Motherless Brooklyn. Film Review.

Liverpool Sound And Vision Rating 9/10

Cast: Edward Norton, Gugu Mbatha-Raw, Alec Baldwin, Bobby Cannavale, Willem Defoe, Bruce Willis, Ethan Suplee, Cherry Jones, Dallas Roberts, Josh Pais, Radu Springhel, Fisher Stevens, Peter Gray Lewis, Robert Wisdom, Michael Kenneth Williams, Isaiah J. Thompson, Russell Hall, Joe Farnsworth, Jerry Weldon, Eric Berryman, Nelson Avidon.

The art of adaption may lay in the prospect of change, of finding another way to describe the heart being fulfilled and the mind being able to reflect on the need for stimulation; occasionally this approach works in cinema, sometimes it fails and bombs, the memory of what came before holding a tight rein on the audience’s appreciation.
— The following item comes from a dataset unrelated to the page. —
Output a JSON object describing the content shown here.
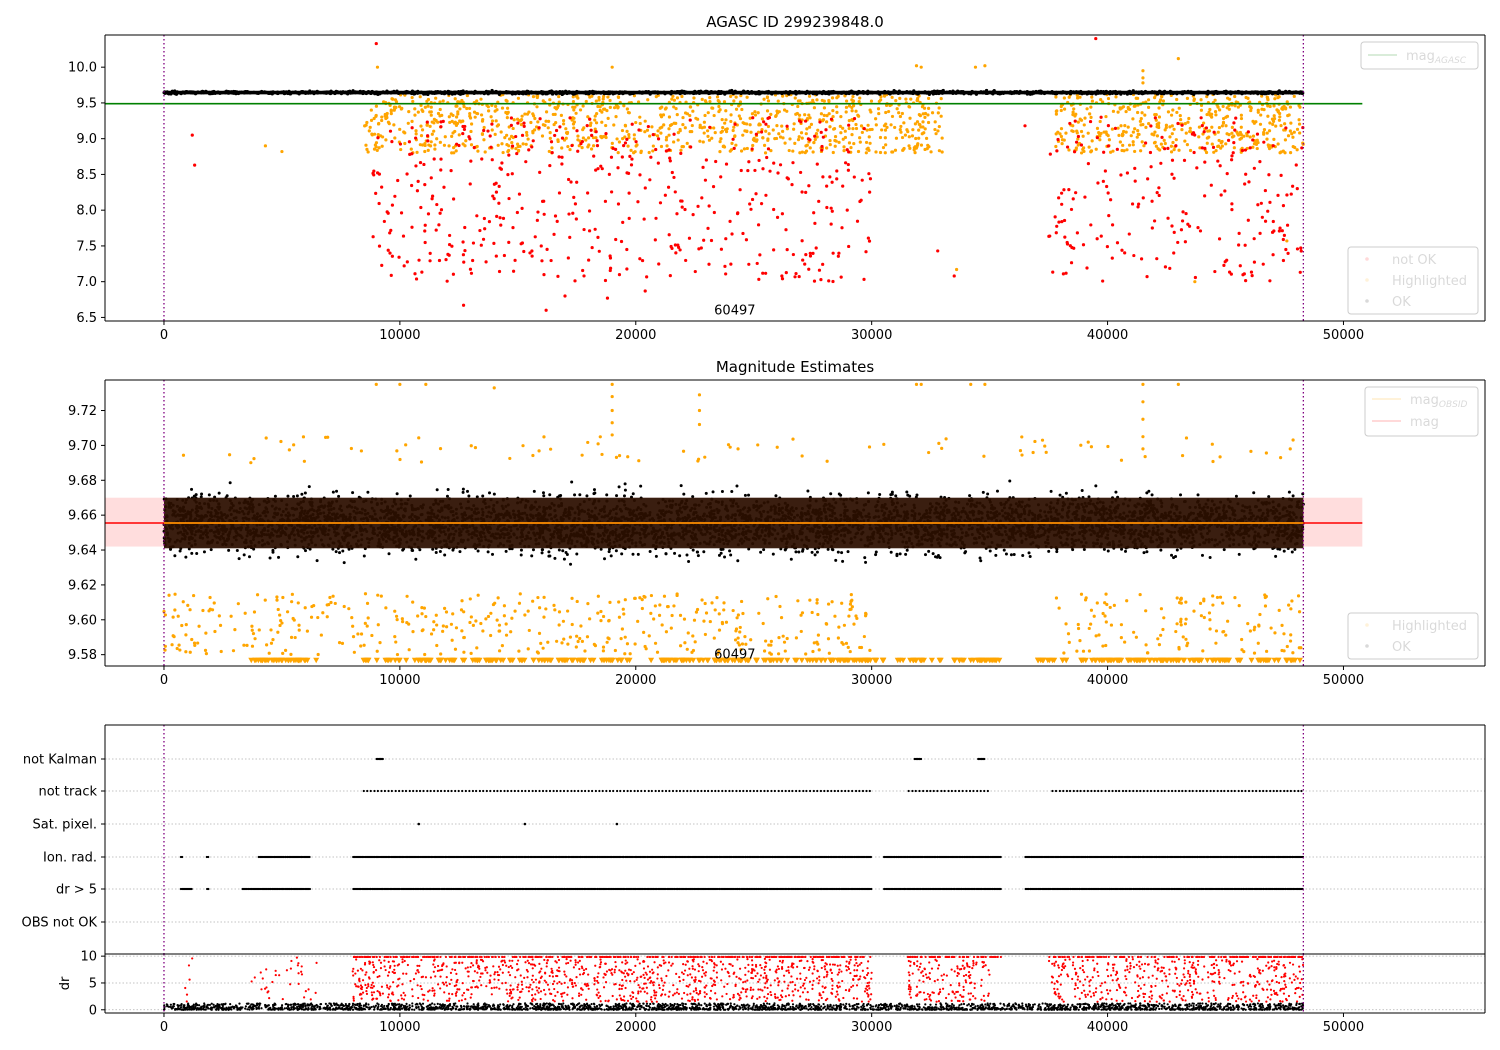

Adaption though must be sincere, it must ring true to the crowd, it can change, even adulterated, but it must arguably never be taken for granted; and if it is altered, modified, it must not stray from the original point, that of the artist’s voice.

In the hands of anyone else, Jonathan Letham’s Motherless Brooklyn could have been one that the adaption was left to flounder, the intensity of the piece dealt with less determination than would have been acceptable to the fans of the novel. However, for Edward Norton it has become an endeavour of passion, and even in transformation of the piece for the then current 1990s to a late 1950s background, the film stands out as being an exemplary example of the Noir genre.

What Edward Norton also brings to the table, this time in the lead role of Lionel Essrog, is the insight of the condition of Tourette’s, the tics, the touches, the outbursts and the swearing, all given their rightful place and thankfully not dismissed, not relegated to the point in which the audience believes it is just an addition to capture headlines in the press and generate a laugh at the sufferer’s pain.

This incredibly touching portrayal of a person with Tourette’s gives the film its leading edge, the platform in which the sensational cast rallies around, and with it then becomes send nature as the film explores the subjects of racism, government mismanagement and stigma, all set against the brutality of the removal of the Brooklyn slums and the dubious acts of gentrification.

For Edward Norton this film frames the nature of the man, as well as the actor, an absolute professional on all counts, one who throws everything into the performance, and why his films always seem to catch the eye. With superb additional performances by Gugu Mbatha-Raw, Alec Baldwin, Ethan Suplee and Cherry Jones, Motherless Brooklyn should now be seen as one of the great Noir thrillers of its time. A film of outstanding virtue.